The Diving Bell And The Butterfly

Synopsis: Jean-Dominique Bauby (Mathieu Amalric) was a successful middle-aged man who suffered a major stroke leaving him with a horrific condition called “locked-in syndrome”. This meant that his fully-cogniscent brain was left inside a totally paralysed body. For a little over one year, before his death, he remained hospitalised with this condition, as staff around him battled to teach him communication skills. Amazingly, communicating with his left eyelid he wrote a book about his experience, upon which this remarkable and compassionate film is based.

In the first part of the film we see the world from the perspective of Bauby. Hence the opening shot is barely more than a blur in which we the audience are seeing what Bauby sees as he emerges from a coma with doctors peering at him and explaining the terrible circumstances of his body. Bauby’s voice-over articulates the thoughts going on in his head but it is soon apparent to us and to Bauby that no-one can hear him and he cannot speak. In an especially gruelling scene the doctors decide to sew up one of Bauby’s eyelids and we see this procedure from his eye outwards with everything gradually going darker as each stitch is inserted. In fact, about the first half of the film is shot with us, the audience, inside Bauby’s consciousness, seeing the world from his tragically diminished viewpoint.

The first time we ever see things from outside the sufferer’s vision is when he catches a glimpse of himself reflected in a window – mouth skewed sideways, with a one-eyed, immobile face.
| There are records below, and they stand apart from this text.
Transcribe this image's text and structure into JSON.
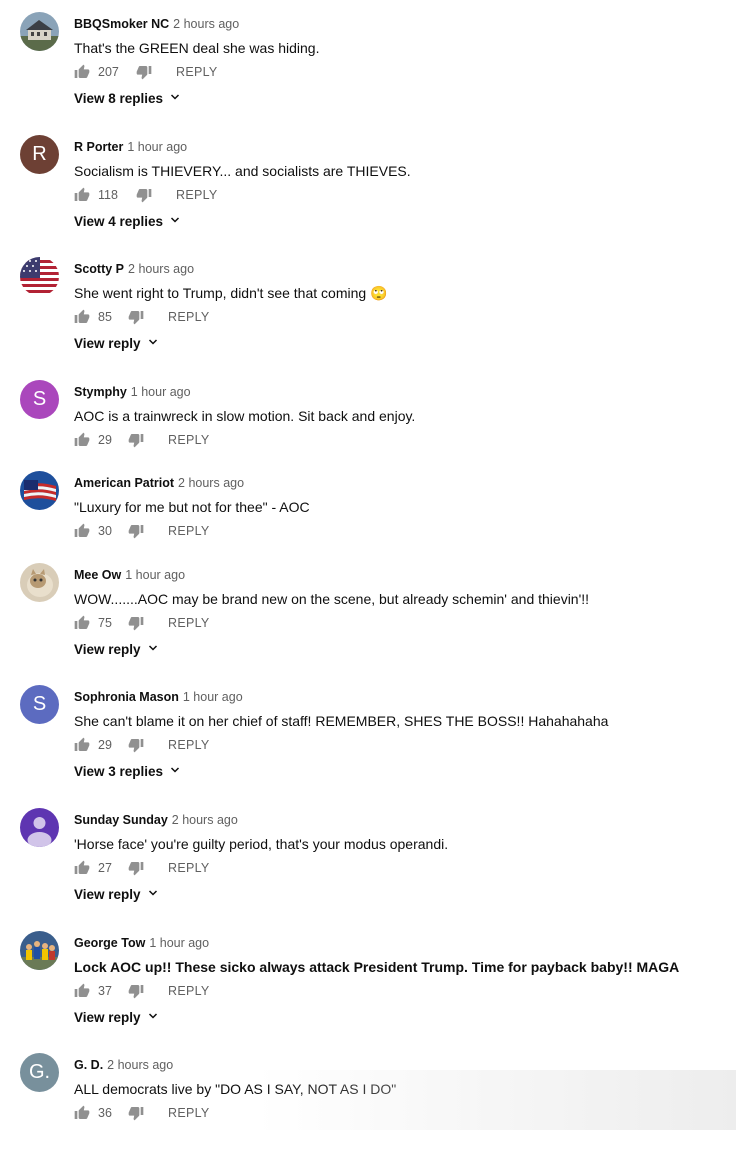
{
  "comments": [
    {
      "author": "BBQSmoker NC",
      "time": "2 hours ago",
      "text": "That's the GREEN deal she was hiding.",
      "likes": "207",
      "reply_label": "REPLY",
      "view_replies": "View 8 replies",
      "avatar": {
        "kind": "photo-house"
      }
    },
    {
      "author": "R Porter",
      "time": "1 hour ago",
      "text": "Socialism is THIEVERY... and socialists are THIEVES.",
      "likes": "118",
      "reply_label": "REPLY",
      "view_replies": "View 4 replies",
      "avatar": {
        "kind": "letter",
        "letter": "R",
        "color": "#6d4034"
      }
    },
    {
      "author": "Scotty P",
      "time": "2 hours ago",
      "text": "She went right to Trump, didn't see that coming 🙄",
      "likes": "85",
      "reply_label": "REPLY",
      "view_replies": "View reply",
      "avatar": {
        "kind": "flag"
      }
    },
    {
      "author": "Stymphy",
      "time": "1 hour ago",
      "text": "AOC is a trainwreck in slow motion. Sit back and enjoy.",
      "likes": "29",
      "reply_label": "REPLY",
      "view_replies": "",
      "avatar": {
        "kind": "letter",
        "letter": "S",
        "color": "#aa47bc"
      }
    },
    {
      "author": "American Patriot",
      "time": "2 hours ago",
      "text": "\"Luxury for me but not for thee\" - AOC",
      "likes": "30",
      "reply_label": "REPLY",
      "view_replies": "",
      "avatar": {
        "kind": "flag-wave"
      }
    },
    {
      "author": "Mee Ow",
      "time": "1 hour ago",
      "text": "WOW.......AOC may be brand new on the scene, but already schemin' and thievin'!!",
      "likes": "75",
      "reply_label": "REPLY",
      "view_replies": "View reply",
      "avatar": {
        "kind": "photo-cat"
      }
    },
    {
      "author": "Sophronia Mason",
      "time": "1 hour ago",
      "text": "She can't blame it on her chief of staff! REMEMBER, SHES THE BOSS!! Hahahahaha",
      "likes": "29",
      "reply_label": "REPLY",
      "view_replies": "View 3 replies",
      "avatar": {
        "kind": "letter",
        "letter": "S",
        "color": "#5c6bc0"
      }
    },
    {
      "author": "Sunday Sunday",
      "time": "2 hours ago",
      "text": "'Horse face' you're guilty period, that's your modus operandi.",
      "likes": "27",
      "reply_label": "REPLY",
      "view_replies": "View reply",
      "avatar": {
        "kind": "person"
      }
    },
    {
      "author": "George Tow",
      "time": "1 hour ago",
      "text": "Lock AOC up!! These sicko always attack President Trump. Time for payback baby!! MAGA",
      "likes": "37",
      "reply_label": "REPLY",
      "view_replies": "View reply",
      "avatar": {
        "kind": "photo-group"
      }
    },
    {
      "author": "G. D.",
      "time": "2 hours ago",
      "text": "ALL democrats live by \"DO AS I SAY, NOT AS I DO\"",
      "likes": "36",
      "reply_label": "REPLY",
      "view_replies": "",
      "avatar": {
        "kind": "letter",
        "letter": "G.",
        "color": "#78909c"
      }
    }
  ]
}
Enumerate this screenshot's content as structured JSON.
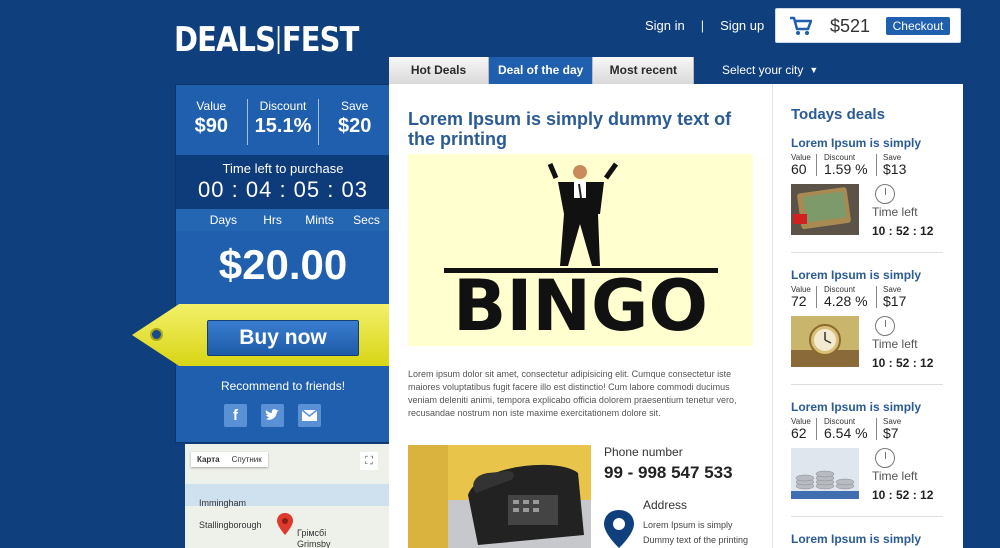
{
  "header": {
    "logo_left": "DEALS",
    "logo_right": "FEST",
    "sign_in": "Sign in",
    "divider": "|",
    "sign_up": "Sign up",
    "cart_amount": "$521",
    "checkout": "Checkout"
  },
  "tabs": [
    "Hot Deals",
    "Deal of the day",
    "Most recent"
  ],
  "city_select": "Select your city",
  "deal_panel": {
    "stats": [
      {
        "label": "Value",
        "value": "$90"
      },
      {
        "label": "Discount",
        "value": "15.1%"
      },
      {
        "label": "Save",
        "value": "$20"
      }
    ],
    "time_left_label": "Time left to purchase",
    "timer": "00 : 04 : 05 : 03",
    "units": [
      "Days",
      "Hrs",
      "Mints",
      "Secs"
    ],
    "price": "$20.00",
    "buy_label": "Buy now",
    "recommend": "Recommend to friends!"
  },
  "map": {
    "tab_map": "Карта",
    "tab_satellite": "Спутник",
    "labels": [
      "Immingham",
      "Stallingborough",
      "Грімсбі",
      "Grimsby"
    ]
  },
  "main": {
    "headline": "Lorem Ipsum is simply dummy text of the printing",
    "hero_word": "BINGO",
    "description": "Lorem ipsum dolor sit amet, consectetur adipisicing elit. Cumque consectetur iste maiores voluptatibus fugit facere illo est distinctio! Cum labore commodi ducimus veniam deleniti animi, tempora explicabo officia dolorem praesentium tenetur vero, recusandae nostrum non iste maxime exercitationem dolore sit.",
    "phone_label": "Phone number",
    "phone_number": "99 - 998 547 533",
    "address_label": "Address",
    "address_line1": "Lorem Ipsum is simply",
    "address_line2": "Dummy text of the printing"
  },
  "sidebar": {
    "title": "Todays deals",
    "deals": [
      {
        "title": "Lorem Ipsum is simply",
        "value_label": "Value",
        "discount_label": "Discount",
        "save_label": "Save",
        "value": "60",
        "discount": "1.59 %",
        "save": "$13",
        "time_label": "Time left",
        "time": "10 : 52 : 12"
      },
      {
        "title": "Lorem Ipsum is simply",
        "value_label": "Value",
        "discount_label": "Discount",
        "save_label": "Save",
        "value": "72",
        "discount": "4.28 %",
        "save": "$17",
        "time_label": "Time left",
        "time": "10 : 52 : 12"
      },
      {
        "title": "Lorem Ipsum is simply",
        "value_label": "Value",
        "discount_label": "Discount",
        "save_label": "Save",
        "value": "62",
        "discount": "6.54 %",
        "save": "$7",
        "time_label": "Time left",
        "time": "10 : 52 : 12"
      },
      {
        "title": "Lorem Ipsum is simply"
      }
    ]
  },
  "icons": {
    "cart": "shopping-cart-icon",
    "facebook": "facebook-icon",
    "twitter": "twitter-icon",
    "mail": "mail-icon",
    "clock": "clock-icon",
    "map_pin": "map-pin-icon",
    "location": "location-pin-icon",
    "fullscreen": "fullscreen-icon"
  },
  "colors": {
    "background": "#0f3f7d",
    "accent": "#1f5fae",
    "heading": "#2a5b94",
    "tag": "#e4e12a"
  }
}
Once a self-confident, philandering lover boy, Bauby now, in his own words, looks like something that came out of a bottle of formaldehyde. Yet despite his dire condition a stoically ironic sense of inner humour pervades.

His speech therapist Henriette (Marie Josee Croze) uses a system whereby Bauby blinks once for yes and twice for no. This is then expanded as the alphabet is read out and he blinks when each required letter of the word he wants to say is spoken. And so, painstakingly, he learns to communicate. At first he wants only death, feeling like a diver trapped in a heavy helmeted suit, but he soon decides to stop pitying himself and to escape his “diving bell” through memory and imagination (his butterfly). From there his life takes off, as he dictates, letter by letter, his poetically-articulate memoir to the patient and loving Claude (Anne Consigny).

Balance is maintained in the film through scenes of flashback to Bauby’s former life as editor of 'Elle' magazine, to times with his children and to places he goes in his imagination, like a fine seafood restaurant with Claude.

Other characters in his life include Celine, (Emmanuelle Seigner), the mother of his three children, all of whom Bauby feels he treated shabbily and to whom he is unable to make amends There’s his friend Laurent (Isaach de Bankole) who reads to Bauby out of his favourite books. Then there are the poignant scenes in which Bauby remember shaving his house-bound old father, Papinou, (the wonderful Max von Sydow) and later when Papinou rings Bauby on the loudspeaker telephone and sobs over his son’s condition. Also significant is a friend Roussin (Niels Arestrup), who was a prisoner of terrorists for four years who gives Bauby vital advice to cling to what is human inside of him.

And this is the essence of this film: that what is human is not measured by externals, but by an indomitable spirit that can overcome almost anything. albeit a spirit only to be found in very determined and special people.

The film, not surprisingly, was nominated for four of this year’s Oscars (for directing, best adapted screenplay, cinematography and editing) but it did not win any although it already has a raft of other awards and nominations behind it. Director Schnabel, a successful painter, has in his two previous films, Basquiat (1996) and Before Night Falls (2001) represented artists in distress, yet here he capture something truly heroic – a human being able to assert his humanity in the face of overwhelming odds and create from a tragedy something truly transcendent.